Within weeks, Apple Valley moved from guesswork to a data-driven pavement program that residents could see and feel on their streets.
Apple Valley’s freeze–thaw cycles and steady suburban growth were accelerating pavement wear on neighborhood streets and key arterials. Without current, consistent data, the team didn’t know which roads to fix or when and struggled to present accurate, defensible paving budgets, pulling them into reactive decisions. At town meetings, staff were constantly asked “Why not my road?” and lacked a clear, unbiased prioritization method to justify choices across the entire network.

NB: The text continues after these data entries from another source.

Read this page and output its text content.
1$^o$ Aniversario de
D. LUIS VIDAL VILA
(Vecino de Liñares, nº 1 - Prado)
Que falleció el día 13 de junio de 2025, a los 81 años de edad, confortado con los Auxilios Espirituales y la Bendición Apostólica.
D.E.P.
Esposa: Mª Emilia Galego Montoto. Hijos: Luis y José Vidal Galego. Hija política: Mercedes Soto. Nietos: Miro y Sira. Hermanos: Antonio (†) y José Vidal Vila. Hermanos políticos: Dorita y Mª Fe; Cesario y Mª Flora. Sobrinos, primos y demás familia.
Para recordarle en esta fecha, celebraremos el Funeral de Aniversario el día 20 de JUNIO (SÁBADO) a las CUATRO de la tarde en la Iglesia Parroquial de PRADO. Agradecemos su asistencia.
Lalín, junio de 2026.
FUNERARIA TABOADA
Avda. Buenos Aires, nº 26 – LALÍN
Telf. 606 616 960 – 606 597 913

Apple Valley chose Cyvl to rapidly survey the full network using vehicle-mounted LiDAR and sensors, capturing precise measurements across 80 roadway miles. Cyvl’s Infrastructure Intelligence platform used AI to transform raw measurements into segment-level condition scores, prioritized repair and preservation lists, and communication-ready maps and reports the city could stand behind. Delivered by July 10, 2024, the city received defensible plans and budget scenarios they could act on immediately to accelerate work for residents.
Within weeks, Apple Valley moved from guesswork to a data-driven pavement program that residents could see and feel on their streets. The city re-sequenced summer work to address the most critical segments sooner, tightened cost estimates, and scheduled crews with confidence. With clear evidence in hand, council discussions ran smoother, resident questions were easier to answer, and fixes reached the street faster.